Voilà un livre peu commun dans le paysage littéraire. Il traite en effet du monde de l’entreprise, champ peu investi par les auteurs français, que ce soit en littérature, au cinéma voire en peinture. Alors que le thème est omniprésent dans notre vie quotidienne, du fait que la majorité d’entre nous exerce un emploi salarié, et central dans les préoccupations citoyennes et politiques, il est à peu près ignoré par les romanciers. Je ne parlerai pas des philosophes, psychologues et autres ethnologues, qui après avoir laissé longtemps le sujet en friche – à l’exception des auteurs communistes, dans la lignée de Marx – s’en préoccupent plus ces dernières décennies.
Difficile, il faut le dire, de lire une oeuvre française de fiction centrée sur le monde du travail. Pour ma part je peux citer les livres de Franz Kafka (mais cela date un peu), très récemment le livre de Leslie Kaplan (voir sur le blog), puis quelques autres et c’est bien tout.
En cela le livre est intéressant en soi. L’auteur, Tatiana Arfel, jeune femme psychologue, connaît bien ce milieu (travaillant moi-même dans les ressources humaines d’une entreprise, je suis à même de m’en rendre compte).
Forçant le trait (parfois à peine, malheureusement), sur certaines pratiques, elle nous plonge au coeur de « Human tools » (sic), société florissante qui a perdu son âme pour faire du profit à tout prix. Les salariés y sont instrumentalisés et doivent se couler dans le moule (je choisis cette expression à propos) sous peine de perdre leur emploi. Et bien sûr, comme un licenciement coûte trop cher, il faut pousser les récalcitrants à démissionner ou à commettre une faute.
Nous allons suivre les aventures de Catherine, Rodolphe, Francis, Sonia, Marc et Laura, qui, chacun à leur façon, ne sont plus conformes avec les ambitions de l’entreprise. Enrôlés de force dans une formation de type lavage de cerveau, menée par Denis, comédien recruté pour l’occasion, lui-même manipulé par Sabine, une directrice des ressources humaines sans scrupules, ils vont se soumettre, se révolter et, et…. Je ne vous dirais pas la fin.
Comme dit précédemment, l’auteur est familière de ce qui peut se passer en termes de gestion des ressources humaines en entreprise. Nous y retrouvons son vocabulaire spécifique – abscons pour qui ne fréquente pas ce monde – recadrage, optimisation, fiches de postes, auto-évaluation, training, séminaire, qualité totale, cost-containment, turn-over… Et les situations de travail sont fort vraisemblables, également, dans toute leur dureté.

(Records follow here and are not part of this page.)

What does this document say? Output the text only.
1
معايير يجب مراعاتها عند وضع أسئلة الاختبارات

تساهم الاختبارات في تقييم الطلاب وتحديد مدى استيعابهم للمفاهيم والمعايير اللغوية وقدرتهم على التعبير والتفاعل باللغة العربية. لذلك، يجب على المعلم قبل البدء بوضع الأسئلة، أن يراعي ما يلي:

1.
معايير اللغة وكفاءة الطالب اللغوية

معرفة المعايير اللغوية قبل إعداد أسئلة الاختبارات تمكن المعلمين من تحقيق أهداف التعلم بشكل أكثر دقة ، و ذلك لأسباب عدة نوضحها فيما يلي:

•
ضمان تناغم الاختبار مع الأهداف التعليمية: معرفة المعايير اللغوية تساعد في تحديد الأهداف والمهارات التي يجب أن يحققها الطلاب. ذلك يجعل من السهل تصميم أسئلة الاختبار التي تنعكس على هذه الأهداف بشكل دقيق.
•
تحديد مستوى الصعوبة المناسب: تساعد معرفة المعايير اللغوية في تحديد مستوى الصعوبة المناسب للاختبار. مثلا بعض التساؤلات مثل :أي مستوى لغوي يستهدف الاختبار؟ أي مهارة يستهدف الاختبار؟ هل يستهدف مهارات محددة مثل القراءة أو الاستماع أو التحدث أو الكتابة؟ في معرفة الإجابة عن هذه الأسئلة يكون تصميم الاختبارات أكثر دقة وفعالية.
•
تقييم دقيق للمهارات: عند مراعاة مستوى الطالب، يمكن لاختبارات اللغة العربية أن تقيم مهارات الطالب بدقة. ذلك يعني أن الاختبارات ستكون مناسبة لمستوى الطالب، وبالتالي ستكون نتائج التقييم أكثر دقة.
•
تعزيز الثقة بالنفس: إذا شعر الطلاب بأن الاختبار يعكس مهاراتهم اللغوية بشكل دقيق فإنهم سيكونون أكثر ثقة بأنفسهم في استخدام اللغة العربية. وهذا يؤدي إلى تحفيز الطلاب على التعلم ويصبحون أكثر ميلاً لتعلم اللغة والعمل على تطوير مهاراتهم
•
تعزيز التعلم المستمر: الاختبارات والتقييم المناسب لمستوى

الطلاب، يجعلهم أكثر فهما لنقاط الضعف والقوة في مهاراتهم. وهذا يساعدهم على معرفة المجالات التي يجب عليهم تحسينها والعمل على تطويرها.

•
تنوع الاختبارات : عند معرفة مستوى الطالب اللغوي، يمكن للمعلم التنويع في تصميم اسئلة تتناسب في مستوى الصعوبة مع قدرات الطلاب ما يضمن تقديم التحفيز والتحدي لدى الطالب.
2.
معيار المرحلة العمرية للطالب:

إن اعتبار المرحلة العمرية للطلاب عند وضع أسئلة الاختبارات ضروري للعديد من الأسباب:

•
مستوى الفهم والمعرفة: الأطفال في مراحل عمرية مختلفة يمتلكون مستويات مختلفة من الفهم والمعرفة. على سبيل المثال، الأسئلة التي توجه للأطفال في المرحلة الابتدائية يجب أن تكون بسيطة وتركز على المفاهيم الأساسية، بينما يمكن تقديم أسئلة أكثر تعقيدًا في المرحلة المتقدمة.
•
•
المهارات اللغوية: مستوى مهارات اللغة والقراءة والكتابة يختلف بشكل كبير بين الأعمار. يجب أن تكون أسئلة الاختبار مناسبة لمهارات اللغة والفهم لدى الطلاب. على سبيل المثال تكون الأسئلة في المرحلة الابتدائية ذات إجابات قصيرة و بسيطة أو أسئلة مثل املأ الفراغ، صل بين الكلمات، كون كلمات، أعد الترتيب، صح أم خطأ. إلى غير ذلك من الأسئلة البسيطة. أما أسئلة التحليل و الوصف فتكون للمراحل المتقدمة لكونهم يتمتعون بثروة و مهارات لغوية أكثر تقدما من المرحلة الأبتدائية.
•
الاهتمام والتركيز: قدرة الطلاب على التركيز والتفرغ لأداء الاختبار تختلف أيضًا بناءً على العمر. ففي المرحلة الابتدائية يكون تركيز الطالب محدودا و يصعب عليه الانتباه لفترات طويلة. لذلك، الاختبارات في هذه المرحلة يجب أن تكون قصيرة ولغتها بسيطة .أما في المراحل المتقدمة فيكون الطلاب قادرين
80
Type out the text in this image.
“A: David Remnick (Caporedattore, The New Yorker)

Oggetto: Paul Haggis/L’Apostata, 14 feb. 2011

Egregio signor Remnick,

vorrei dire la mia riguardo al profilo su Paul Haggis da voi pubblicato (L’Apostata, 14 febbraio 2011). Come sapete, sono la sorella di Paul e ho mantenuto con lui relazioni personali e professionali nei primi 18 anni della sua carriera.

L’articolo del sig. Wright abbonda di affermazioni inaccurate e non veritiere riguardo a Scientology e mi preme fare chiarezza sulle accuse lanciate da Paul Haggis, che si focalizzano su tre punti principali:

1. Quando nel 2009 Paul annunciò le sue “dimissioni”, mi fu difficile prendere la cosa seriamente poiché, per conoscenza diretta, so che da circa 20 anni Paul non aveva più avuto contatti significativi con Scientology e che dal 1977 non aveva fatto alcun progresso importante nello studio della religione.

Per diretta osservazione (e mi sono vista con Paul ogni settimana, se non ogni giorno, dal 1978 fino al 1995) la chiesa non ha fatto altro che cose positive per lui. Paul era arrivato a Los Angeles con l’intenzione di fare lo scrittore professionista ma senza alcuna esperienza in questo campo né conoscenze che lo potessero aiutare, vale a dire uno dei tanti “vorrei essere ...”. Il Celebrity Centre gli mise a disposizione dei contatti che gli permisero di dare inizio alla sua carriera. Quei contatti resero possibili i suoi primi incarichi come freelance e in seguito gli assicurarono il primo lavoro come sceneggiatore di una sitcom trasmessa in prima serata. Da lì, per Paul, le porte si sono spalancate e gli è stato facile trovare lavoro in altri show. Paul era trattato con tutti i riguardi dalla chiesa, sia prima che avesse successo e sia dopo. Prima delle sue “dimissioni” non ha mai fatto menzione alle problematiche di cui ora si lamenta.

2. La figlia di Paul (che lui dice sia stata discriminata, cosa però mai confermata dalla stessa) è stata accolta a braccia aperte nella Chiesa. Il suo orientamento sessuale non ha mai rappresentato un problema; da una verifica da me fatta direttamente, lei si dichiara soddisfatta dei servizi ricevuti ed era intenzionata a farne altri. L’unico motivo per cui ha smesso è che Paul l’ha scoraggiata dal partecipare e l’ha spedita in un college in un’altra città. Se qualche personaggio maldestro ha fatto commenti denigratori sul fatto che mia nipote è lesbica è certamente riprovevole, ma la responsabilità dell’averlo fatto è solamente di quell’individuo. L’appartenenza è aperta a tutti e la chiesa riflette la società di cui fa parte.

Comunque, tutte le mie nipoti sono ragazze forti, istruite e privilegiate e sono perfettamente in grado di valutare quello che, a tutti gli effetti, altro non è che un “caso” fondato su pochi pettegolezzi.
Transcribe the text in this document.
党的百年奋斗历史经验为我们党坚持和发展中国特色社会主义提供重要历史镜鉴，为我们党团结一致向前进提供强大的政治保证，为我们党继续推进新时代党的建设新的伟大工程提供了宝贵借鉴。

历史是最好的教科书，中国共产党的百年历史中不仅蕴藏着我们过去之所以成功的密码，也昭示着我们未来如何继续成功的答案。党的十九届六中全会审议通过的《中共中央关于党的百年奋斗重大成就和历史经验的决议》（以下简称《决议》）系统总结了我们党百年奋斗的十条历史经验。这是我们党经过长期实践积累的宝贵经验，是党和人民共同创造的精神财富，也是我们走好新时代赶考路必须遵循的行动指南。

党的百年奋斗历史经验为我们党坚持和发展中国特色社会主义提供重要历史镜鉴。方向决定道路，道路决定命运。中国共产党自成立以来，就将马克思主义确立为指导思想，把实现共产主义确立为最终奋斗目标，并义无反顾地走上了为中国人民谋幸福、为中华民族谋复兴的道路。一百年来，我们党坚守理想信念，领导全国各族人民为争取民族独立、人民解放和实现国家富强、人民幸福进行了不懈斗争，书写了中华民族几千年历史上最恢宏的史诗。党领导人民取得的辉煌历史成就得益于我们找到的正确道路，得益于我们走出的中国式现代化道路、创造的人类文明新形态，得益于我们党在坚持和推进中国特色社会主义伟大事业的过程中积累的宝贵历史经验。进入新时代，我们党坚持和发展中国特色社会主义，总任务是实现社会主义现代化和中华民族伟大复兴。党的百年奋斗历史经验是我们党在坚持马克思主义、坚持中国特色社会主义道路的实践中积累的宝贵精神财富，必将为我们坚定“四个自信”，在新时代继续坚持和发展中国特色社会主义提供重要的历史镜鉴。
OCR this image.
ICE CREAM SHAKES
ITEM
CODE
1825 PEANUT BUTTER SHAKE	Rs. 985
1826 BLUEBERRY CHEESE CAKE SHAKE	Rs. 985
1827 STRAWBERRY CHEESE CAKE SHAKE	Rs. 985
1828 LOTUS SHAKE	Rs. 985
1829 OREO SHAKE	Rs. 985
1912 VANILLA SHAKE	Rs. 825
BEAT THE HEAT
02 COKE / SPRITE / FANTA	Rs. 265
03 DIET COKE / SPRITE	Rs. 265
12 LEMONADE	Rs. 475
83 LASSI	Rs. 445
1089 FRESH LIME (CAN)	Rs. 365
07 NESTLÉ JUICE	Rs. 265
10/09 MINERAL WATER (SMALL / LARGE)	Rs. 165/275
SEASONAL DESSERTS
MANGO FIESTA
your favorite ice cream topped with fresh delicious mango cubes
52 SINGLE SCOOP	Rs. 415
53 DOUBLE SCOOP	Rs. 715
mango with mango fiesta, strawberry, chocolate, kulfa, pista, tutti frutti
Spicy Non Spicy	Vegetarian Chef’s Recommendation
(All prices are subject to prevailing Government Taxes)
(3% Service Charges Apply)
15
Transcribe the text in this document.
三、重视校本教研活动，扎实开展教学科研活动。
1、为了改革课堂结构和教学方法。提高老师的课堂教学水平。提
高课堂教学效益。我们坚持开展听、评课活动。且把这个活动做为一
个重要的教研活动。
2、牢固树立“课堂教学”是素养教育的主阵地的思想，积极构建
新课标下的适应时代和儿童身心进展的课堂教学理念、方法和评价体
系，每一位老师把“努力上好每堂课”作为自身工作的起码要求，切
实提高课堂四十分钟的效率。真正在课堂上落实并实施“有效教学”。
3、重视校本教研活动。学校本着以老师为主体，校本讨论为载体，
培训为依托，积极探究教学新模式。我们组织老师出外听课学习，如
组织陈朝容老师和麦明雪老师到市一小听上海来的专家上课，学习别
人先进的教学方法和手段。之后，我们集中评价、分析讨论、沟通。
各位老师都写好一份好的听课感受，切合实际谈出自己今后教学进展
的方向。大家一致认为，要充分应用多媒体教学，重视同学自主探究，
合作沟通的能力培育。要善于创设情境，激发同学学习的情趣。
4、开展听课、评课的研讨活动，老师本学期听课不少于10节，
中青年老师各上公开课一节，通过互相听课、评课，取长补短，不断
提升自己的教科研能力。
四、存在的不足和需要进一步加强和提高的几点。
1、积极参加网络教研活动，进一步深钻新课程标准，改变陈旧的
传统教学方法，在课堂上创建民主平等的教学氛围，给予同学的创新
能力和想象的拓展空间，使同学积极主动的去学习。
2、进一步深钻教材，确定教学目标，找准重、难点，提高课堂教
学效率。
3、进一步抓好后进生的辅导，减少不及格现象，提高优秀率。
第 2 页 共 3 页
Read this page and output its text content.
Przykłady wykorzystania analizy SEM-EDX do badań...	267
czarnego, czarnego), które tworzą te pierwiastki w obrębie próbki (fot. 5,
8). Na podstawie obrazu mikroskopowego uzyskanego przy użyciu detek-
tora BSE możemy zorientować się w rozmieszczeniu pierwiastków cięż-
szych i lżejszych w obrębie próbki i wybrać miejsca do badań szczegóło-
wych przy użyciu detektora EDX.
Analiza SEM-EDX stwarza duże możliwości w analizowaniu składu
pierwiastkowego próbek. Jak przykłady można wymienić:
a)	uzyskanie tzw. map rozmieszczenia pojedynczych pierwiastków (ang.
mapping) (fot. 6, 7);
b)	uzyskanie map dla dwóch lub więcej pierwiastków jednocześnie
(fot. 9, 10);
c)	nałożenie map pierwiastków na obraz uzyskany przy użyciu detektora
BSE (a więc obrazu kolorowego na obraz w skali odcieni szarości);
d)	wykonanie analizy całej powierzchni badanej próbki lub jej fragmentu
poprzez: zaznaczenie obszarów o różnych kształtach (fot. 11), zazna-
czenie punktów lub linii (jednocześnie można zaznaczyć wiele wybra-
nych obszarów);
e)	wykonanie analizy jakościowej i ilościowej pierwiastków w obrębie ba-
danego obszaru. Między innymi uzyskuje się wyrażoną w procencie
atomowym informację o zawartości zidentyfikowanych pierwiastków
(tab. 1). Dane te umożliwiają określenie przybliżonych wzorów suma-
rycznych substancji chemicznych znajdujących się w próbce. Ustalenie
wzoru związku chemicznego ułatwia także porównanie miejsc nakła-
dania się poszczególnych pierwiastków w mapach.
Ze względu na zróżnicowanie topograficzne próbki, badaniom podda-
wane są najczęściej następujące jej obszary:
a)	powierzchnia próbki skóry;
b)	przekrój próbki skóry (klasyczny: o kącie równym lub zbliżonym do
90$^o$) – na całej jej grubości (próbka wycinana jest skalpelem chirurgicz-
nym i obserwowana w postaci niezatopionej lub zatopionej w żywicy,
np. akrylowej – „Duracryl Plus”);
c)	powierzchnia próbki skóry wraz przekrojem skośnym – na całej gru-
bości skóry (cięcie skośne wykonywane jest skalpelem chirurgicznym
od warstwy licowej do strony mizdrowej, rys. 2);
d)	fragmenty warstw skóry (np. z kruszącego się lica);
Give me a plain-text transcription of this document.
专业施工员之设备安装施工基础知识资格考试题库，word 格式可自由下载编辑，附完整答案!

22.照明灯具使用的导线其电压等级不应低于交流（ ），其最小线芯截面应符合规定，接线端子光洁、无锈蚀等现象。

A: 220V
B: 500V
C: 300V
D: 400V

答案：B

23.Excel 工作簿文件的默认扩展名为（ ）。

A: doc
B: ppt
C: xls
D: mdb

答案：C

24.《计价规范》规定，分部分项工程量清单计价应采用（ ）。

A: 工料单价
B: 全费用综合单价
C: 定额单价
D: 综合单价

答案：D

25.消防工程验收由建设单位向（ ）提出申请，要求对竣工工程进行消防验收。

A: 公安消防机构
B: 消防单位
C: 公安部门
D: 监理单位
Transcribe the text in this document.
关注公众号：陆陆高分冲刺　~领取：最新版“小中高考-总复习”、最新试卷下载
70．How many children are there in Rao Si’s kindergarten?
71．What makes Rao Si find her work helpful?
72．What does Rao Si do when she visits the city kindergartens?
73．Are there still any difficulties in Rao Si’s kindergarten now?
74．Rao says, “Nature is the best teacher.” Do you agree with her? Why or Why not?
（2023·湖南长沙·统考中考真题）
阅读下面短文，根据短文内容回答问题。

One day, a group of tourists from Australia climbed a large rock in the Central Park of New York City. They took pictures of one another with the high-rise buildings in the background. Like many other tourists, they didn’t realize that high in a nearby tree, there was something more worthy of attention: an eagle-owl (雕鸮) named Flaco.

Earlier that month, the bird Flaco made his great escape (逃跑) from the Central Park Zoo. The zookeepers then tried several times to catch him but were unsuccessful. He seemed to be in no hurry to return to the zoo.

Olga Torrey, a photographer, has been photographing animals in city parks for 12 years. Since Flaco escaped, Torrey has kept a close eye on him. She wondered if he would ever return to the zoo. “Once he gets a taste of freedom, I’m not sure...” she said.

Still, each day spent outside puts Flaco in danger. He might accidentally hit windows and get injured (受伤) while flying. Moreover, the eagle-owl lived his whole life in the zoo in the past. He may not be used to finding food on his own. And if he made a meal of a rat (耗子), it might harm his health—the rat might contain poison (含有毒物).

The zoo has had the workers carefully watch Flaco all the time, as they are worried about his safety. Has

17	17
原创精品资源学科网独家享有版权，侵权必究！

Que dire de ces hôtesses, qui restent des journées entières à attendre les visiteurs, souvent debout, sur hauts talons ? Et des centres d’appels, ces nouveaux enfers modernes, où il s’agit le plus souvent de répondre à un client mécontent, en gardant le sourire, lors d’une conversation minutée, et cela plusieurs dizaines de fois par jour, pour un salaire de misère ? Et des seniors qui coûtent trop cher (et qui également ne conviennent plus à ce monde obsédé par le « jeunisme ») ? Tout cela est présent dans le livre, qui donne à voir ainsi les facettes les plus dures du monde du travail actuel.
Mais pourquoi tant de manichéisme ? Au sein de « Human Tools », les méchants sont vraiment méchants et les gentils vraiment gentils, un peu comme dans Walt Disney. D’un côté les bourreaux, comme le P.D.G., Frédéric et la Directrice ressources humaines, Sabine et de l’autre les victimes, citées plus haut. Pas de milieu et peu de nuances. Les personnages, de plus, sont mono-blocs et n’évoluent pas fondamentalement au gré de l’histoire. Nous sommes comme devant une peinture du XVe siècle, avec l’enfer d’un côté (horrible jusqu’à la caricature) et le paradis de l’autre. De purgatoire, nenni.
C’est le reproche, qui n’est pas mince, que je ferais à ce livre et qui a gêné ma lecture du début à la fin, trop de caricature sur un sujet fort bien trouvé et qui pouvait donner lieu à une oeuvre fort intéressante.